Able-Bodied Spirit Feels Insensitive Possessing Disabled Doll

OXFORDSHIRE, England — An English spirit has been grappling with the complex ethical question of whether it is okay to possess dolls with identities different from one’s original form.

After dying in a tragic accident in 1894, Jane Carter, 13, waited patiently in the mansion where she died for a humanoid vessel to inhabit. 

The family that recently moved in brought a doll in a wheelchair, which would be an ideal corporeal form if Carter were not able-bodied.

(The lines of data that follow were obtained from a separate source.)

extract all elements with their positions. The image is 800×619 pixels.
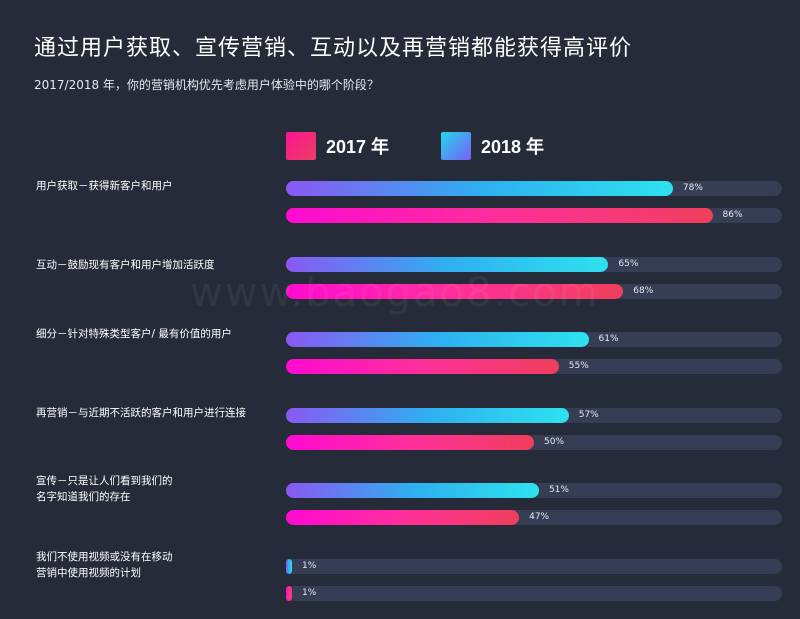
- bar-2018: [286, 181, 673, 196]
- bar-track: 61%: [286, 332, 782, 347]
- data-label: 61%: [598, 334, 619, 344]
- data-label: 86%: [722, 210, 743, 220]
- bar-track: 68%: [286, 283, 782, 299]
- bar-track: 86%: [286, 208, 782, 223]
- legend-label-2018: 2018 年: [481, 137, 545, 157]
- bar-2017: [286, 283, 624, 299]
- category-label: 宣传－只是让人们看到我们的 名字知道我们的存在: [36, 475, 173, 503]
- bar-track: 47%: [286, 510, 782, 525]
- legend-swatch-2018: [441, 132, 471, 160]
- category-label: 再营销－与近期不活跃的客户和用户进行连接: [36, 406, 246, 419]
- data-label: 50%: [544, 436, 565, 447]
- chart-subtitle: 2017/2018 年，你的营销机构优先考虑用户体验中的哪个阶段？: [34, 78, 379, 92]
- category-label: 用户获取－获得新客户和用户: [36, 180, 173, 192]
- legend-swatch-2017: [286, 132, 316, 160]
- bar-2017: [286, 208, 713, 223]
- data-label: 57%: [578, 409, 599, 420]
- category-label: 我们不使用视频或没有在移动 营销中使用视频的计划: [36, 550, 173, 579]
- bar-track: 57%: [286, 407, 782, 423]
- bar-2017: [286, 585, 292, 601]
- category-label: 细分－针对特殊类型客户/ 最有价值的用户: [36, 328, 232, 340]
- data-label: 65%: [618, 258, 639, 269]
- bar-2018: [286, 483, 539, 498]
- bar-2018: [286, 256, 609, 272]
- bar-track: 78%: [286, 181, 782, 196]
- bar-track: 1%: [286, 585, 782, 601]
- bar-2017: [286, 510, 520, 525]
- category-label: 互动－鼓励现有客户和用户增加活跃度: [36, 258, 215, 271]
- bar-track: 65%: [286, 256, 782, 272]
- data-label: 78%: [682, 183, 703, 193]
- bar-2018: [286, 332, 589, 347]
- bar-track: 51%: [286, 483, 782, 498]
- data-label: 51%: [548, 485, 569, 495]
- bar-track: 1%: [286, 558, 782, 574]
- bar-2018: [286, 407, 569, 423]
- legend-item-2017: 2017 年: [286, 132, 389, 160]
- chart-title: 通过用户获取、宣传营销、互动以及再营销都能获得高评价: [34, 36, 633, 61]
- data-label: 68%: [633, 285, 654, 296]
- legend-label-2017: 2017 年: [326, 137, 390, 157]
- bar-2018: [286, 558, 292, 574]
- data-label: 47%: [529, 512, 550, 522]
- data-label: 1%: [302, 587, 317, 598]
- bar-2017: [286, 359, 559, 374]
- legend-item-2018: 2018 年: [441, 132, 544, 160]
- data-label: 55%: [568, 361, 589, 371]
- bar-2017: [286, 434, 534, 450]
- bar-track: 50%: [286, 434, 782, 450]
- bar-track: 55%: [286, 359, 782, 374]
- watermark: www.baogao8.com: [190, 270, 600, 316]
- data-label: 1%: [302, 560, 317, 571]
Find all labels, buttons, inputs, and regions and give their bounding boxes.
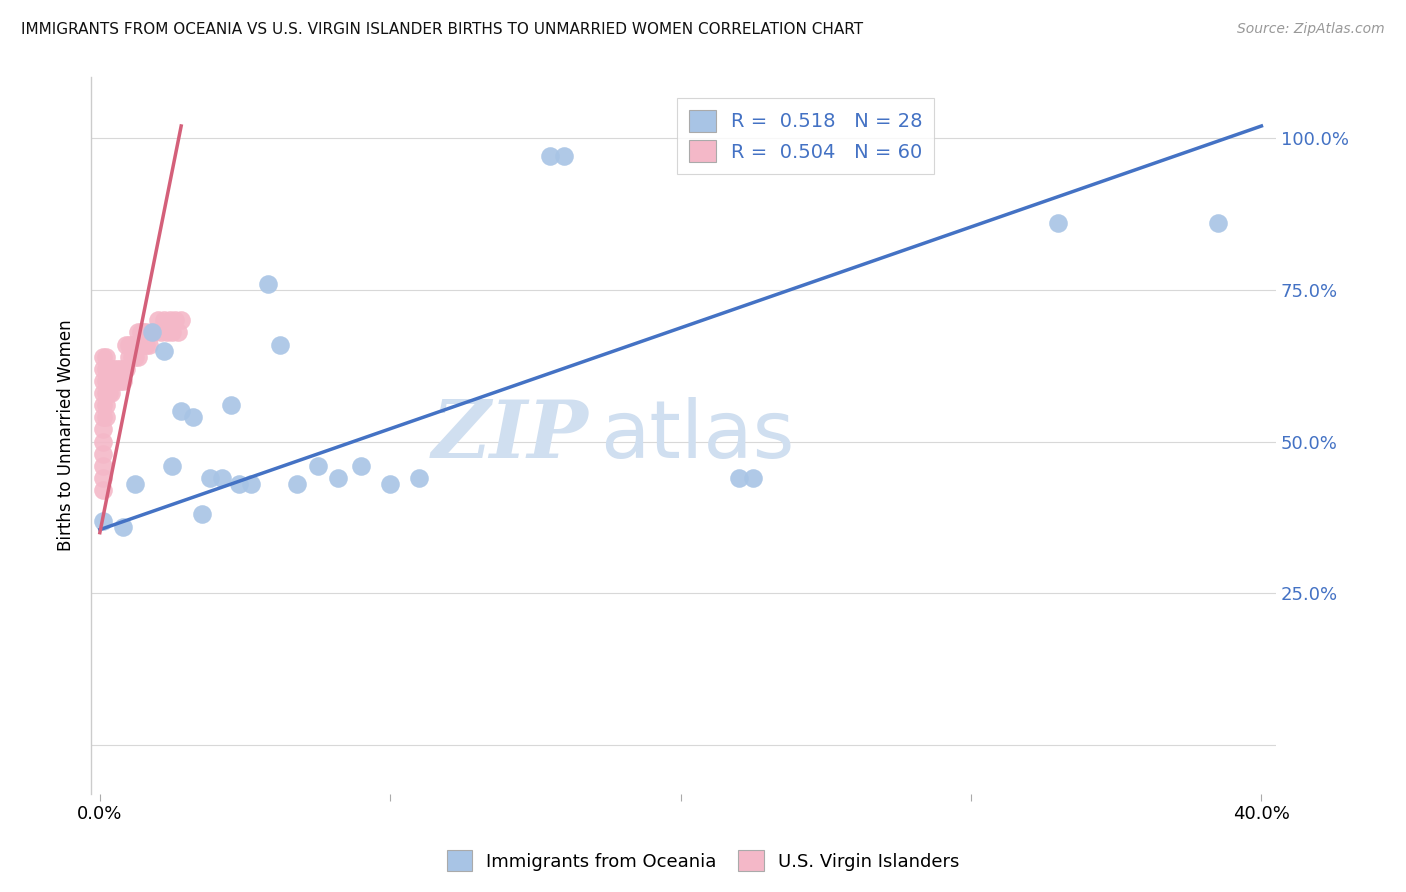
Point [103, 374, 125, 388]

“It’s been an awful bore yearning for a proper vessel, but I feel weird about inhabiting that particular body type,” Carter communicated using our reporter’s official Ouija board, “because I’m not … you know?”

Photographs have recently surfaced of spirits possessing dolls of other races, igniting a conversation about the ethics of inauthentic haunting. 

“Things were different in the ’70s,” claimed an unknown spirit, the planchette cruising around the Ouija board. “I wouldn’t do it again today …”

Some spirits have argued that the debate is absurd because the beauty of possession is in the ability to take on different forms.

“Back in my day,” insisted the spirit of Oliver Roberts, 34, as he seized control of the Ouija board, “inhabiting a disabled doll wouldn’t get a rise out of anyone. Folks should stow it and not kick up a shine.”

The doll in question rolled ever so slightly forward. Or maybe it didn’t.